Smart Agriculture Technologies and Application Case Studies
:::

Smart Agriculture Technologies and Application Case Studies

HSI,YU-CHIEN(China Productivity Center Agricultural Innovation Department I)

 

  1. Introduction

Given the continued growth of the global population, rapid technological advancement, and the intensifying impacts of climate change, traditional agriculture is facing numerous challenges, such as the reduction of arable land, demographic shifts in rural areas, deterioration of labor shortages, and the frequent occurrence of extreme weather events. These factors have led to rising risks in agricultural production, posing a significant threat to global food security.

 

In addition, as awareness of the impacts of climate change, resource scarcity, and biodiversity loss continues to increase, issues such as sustainable development and net-zero carbon emissions have gradually become key global concerns.

 

To respond to these changes in the industrial environment and to enhance the competitiveness of the agricultural sector in Taiwan, the Ministry of Agriculture has aligned with national policy to implement “New Agriculture” initiative under the “Five Plus Two Industry Innovation Plan”. The Smart Agriculture Program commenced in 2017 and have achieved many substantial technological R&D results. Through the Smart Agriculture Achievement Diffusion Project, subsidies have been provided to support industrial upgrading and assist businesses in adopting relevant technological breakthroughs, thereby facilitating the practical application of innovative technologies within the industry. These efforts have helped farmers improve production efficiency, reduce production risks and costs, enhance agricultural management models, and increase overall industry value.

 

Smart agriculture is an innovative farming model that integrates cross-disciplinary advanced technologies, including information and communication technology (ICT), Internet of Things (IoTs), big data analytics, and blockchain. It aims to enhance agricultural productivity and reduce resource waste through real-time monitoring of crop conditions and precise management of farmland environments. The following section presents three real-world case studies to demonstrate the diverse applications of smart agricultural technologies in Tiawan and the tangible benefits they bring.

 

  1. Case Studies of Smart Agriculture Achievement Diffusion
  2. Zhan Shian Agricultural Biotechnology Co., Ltd.

Zhan Shian Agricultural Biotechnology Co., Ltd. (hereinafter referred to as “Zhan Shian”), established in 2016, has over 15 years of management experience.

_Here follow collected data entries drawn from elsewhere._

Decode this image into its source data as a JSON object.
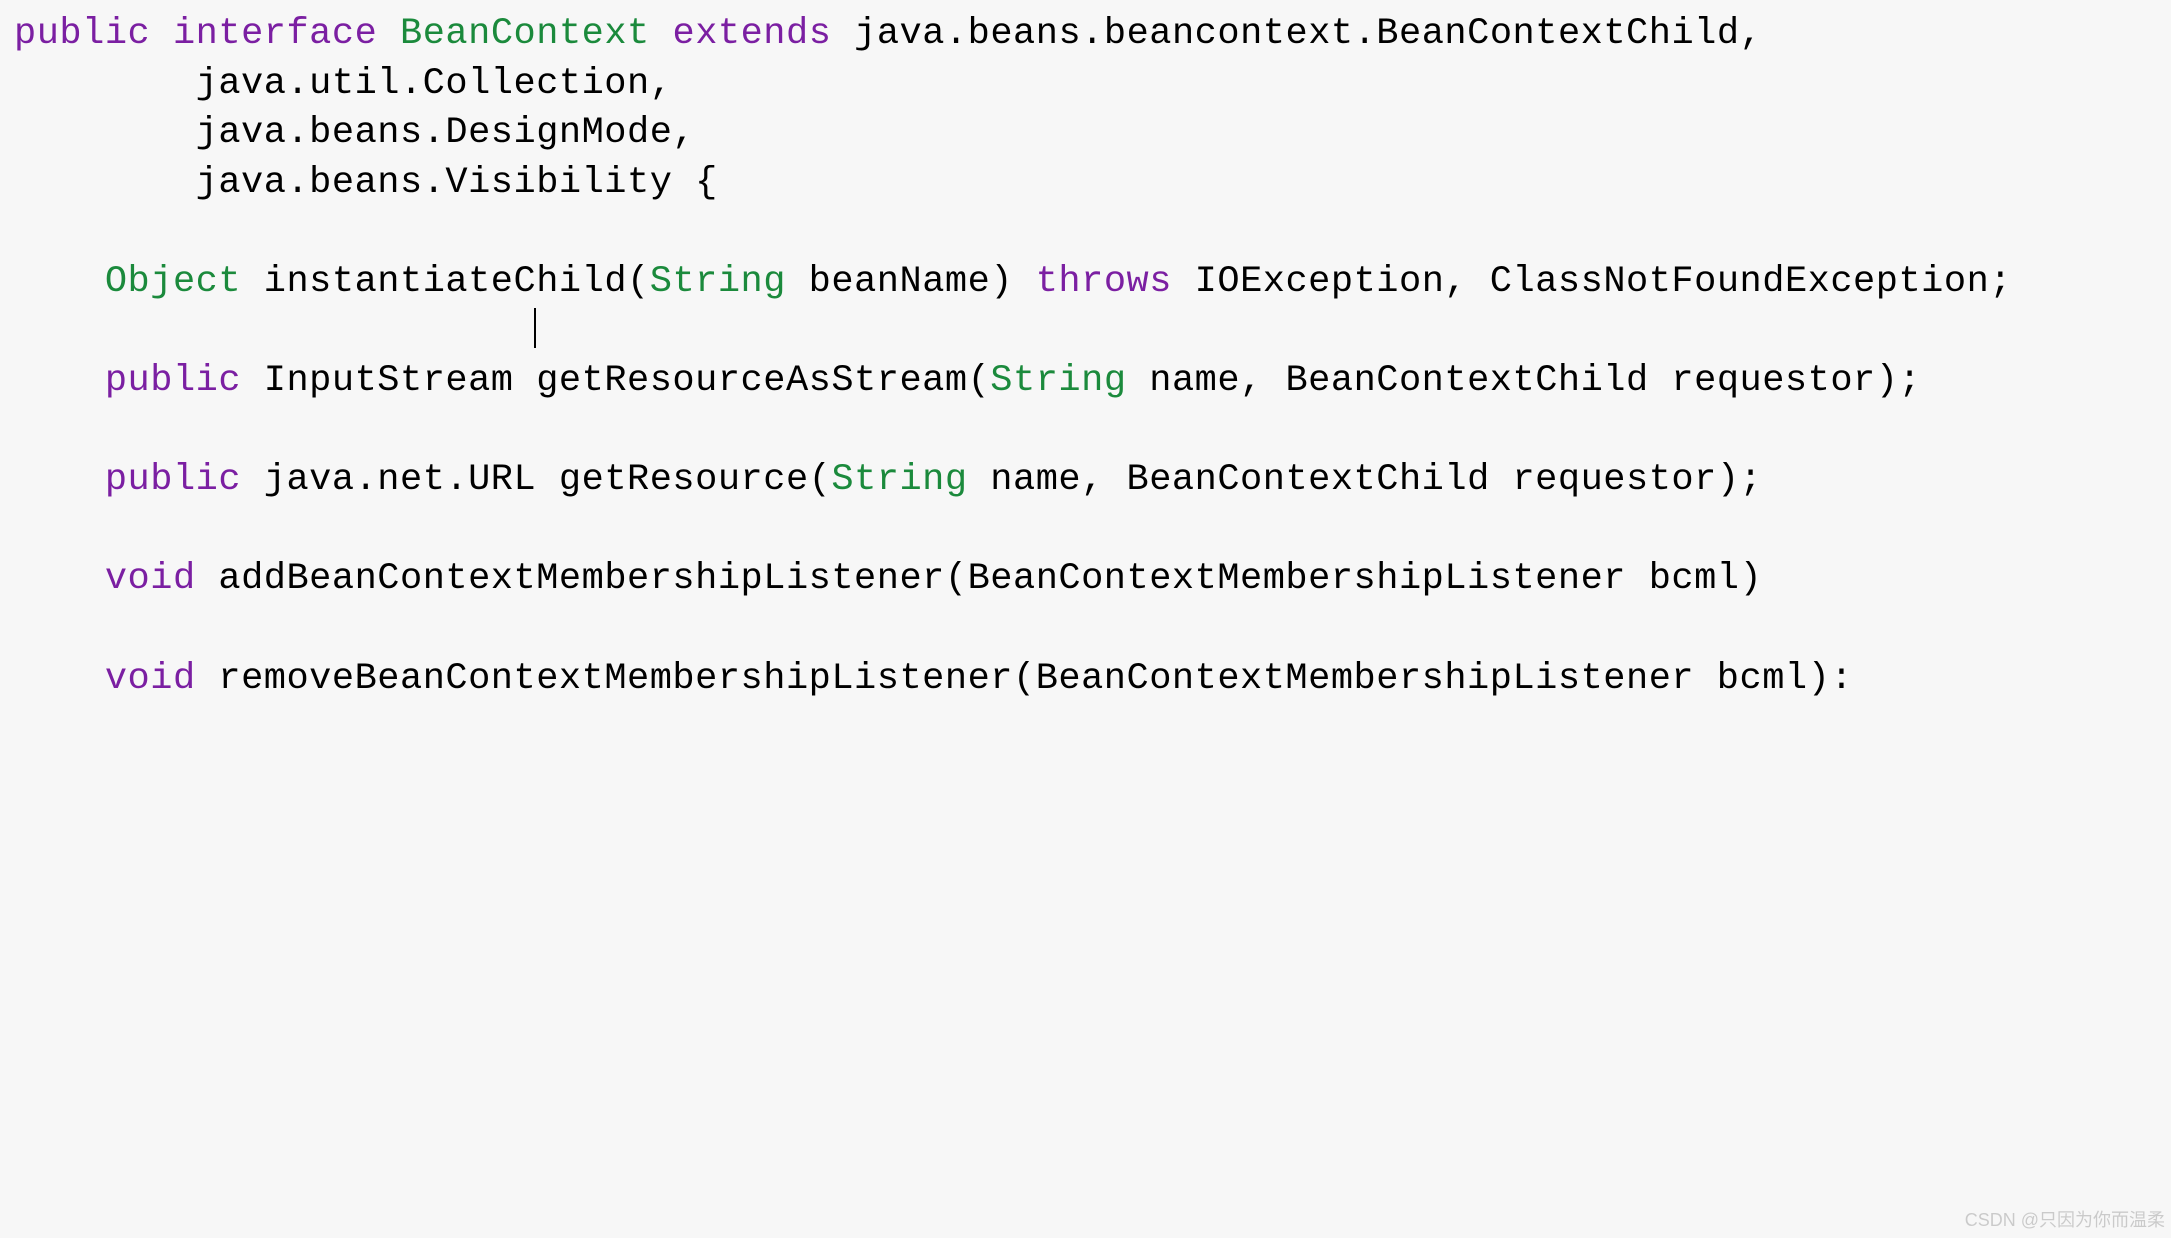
{
  "code": {
    "tokens": [
      [
        [
          "public",
          "kw"
        ],
        [
          " ",
          "txt"
        ],
        [
          "interface",
          "kw"
        ],
        [
          " ",
          "txt"
        ],
        [
          "BeanContext",
          "typ"
        ],
        [
          " ",
          "txt"
        ],
        [
          "extends",
          "kw"
        ],
        [
          " java.beans.beancontext.BeanContextChild,",
          "txt"
        ]
      ],
      [
        [
          "        java.util.Collection,",
          "txt"
        ]
      ],
      [
        [
          "        java.beans.DesignMode,",
          "txt"
        ]
      ],
      [
        [
          "        java.beans.Visibility {",
          "txt"
        ]
      ],
      [
        [
          "",
          "txt"
        ]
      ],
      [
        [
          "    ",
          "txt"
        ],
        [
          "Object",
          "typ"
        ],
        [
          " instantiateChild(",
          "txt"
        ],
        [
          "String",
          "typ"
        ],
        [
          " beanName) ",
          "txt"
        ],
        [
          "throws",
          "kw"
        ],
        [
          " IOException, ClassNotFoundException;",
          "txt"
        ]
      ],
      [
        [
          "",
          "cursor-line"
        ]
      ],
      [
        [
          "    ",
          "txt"
        ],
        [
          "public",
          "kw"
        ],
        [
          " InputStream getResourceAsStream(",
          "txt"
        ],
        [
          "String",
          "typ"
        ],
        [
          " name, BeanContextChild requestor);",
          "txt"
        ]
      ],
      [
        [
          "",
          "txt"
        ]
      ],
      [
        [
          "    ",
          "txt"
        ],
        [
          "public",
          "kw"
        ],
        [
          " java.net.URL getResource(",
          "txt"
        ],
        [
          "String",
          "typ"
        ],
        [
          " name, BeanContextChild requestor);",
          "txt"
        ]
      ],
      [
        [
          "",
          "txt"
        ]
      ],
      [
        [
          "    ",
          "txt"
        ],
        [
          "void",
          "kw"
        ],
        [
          " addBeanContextMembershipListener(BeanContextMembershipListener bcml)",
          "txt"
        ]
      ],
      [
        [
          "",
          "txt"
        ]
      ],
      [
        [
          "    ",
          "txt"
        ],
        [
          "void",
          "kw"
        ],
        [
          " removeBeanContextMembershipListener(BeanContextMembershipListener bcml):",
          "txt"
        ]
      ]
    ],
    "cursor_after_line_index": 5,
    "cursor_indent": "                       "
  },
  "watermark": "CSDN @只因为你而温柔"
}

It is the largest supplier of beef tomatoes in Taiwan, with a total area of contracted cultivation area exceeding 60 hectares and an annual production of more than 8,000 metric tons. Zhan Shian supplies tomatoes to domestic and international well-known brands and major retail chains, such as McDonald’s, Subway, and Costco. To ensure every tomato meets market standards, Zhan Shian has been proactive in the introduction of smart technologies into its cultivation management to increase the proportion and volume of tomatoes meeting specifications requirements.

 

Tomatoes are a seasonal crop, primarily grown on the plains of Taiwan. Due to high market demand and concentration of harvest periods, there are significant fluctuations between peak and off-peak seasons. During off-seasons, production must be supplemented by mountainous regions. However, variations in environmental factors such as temperature, humidity, and sunlight across different farmland areas lead to unstable yields of market-grade produce, thereby affecting overall production value of tomatoes and income of farmers.

 

Furthermore, traditional cultivation practices rely heavily on accumulated experience or paper-based records, making it difficult to preserve and pass on valuable expertise. Coupled with the impacts of climate change, these factors pose significant challenges to maintaining consistent product quality and stable returns in the tomato industry.

 

Supported by the resources under the Smart Agriculture Achievement Diffusion Project in 2023, Zhan Shian Agricultural Biotechnology collaborated with Ling Cheng Technology Co., Ltd. to deploy the JoinFarm – Smart Agriculture Production Management System. The development of the functions such as tomato production capacity analysis and forecasting, production timetables, weather alert mechanisms, light quantum measurement, Growing Degree Days (GDD) production models, and dashboards for analyzing flowering schedules, fruit sets, and market-grade ratios has been completed. Rolled out to 15 implementation sites, this system balances seasonal production fluctuations, stabilizes tomato prices and yields, connects to production and sales traceability systems, and improves production and management efficiency.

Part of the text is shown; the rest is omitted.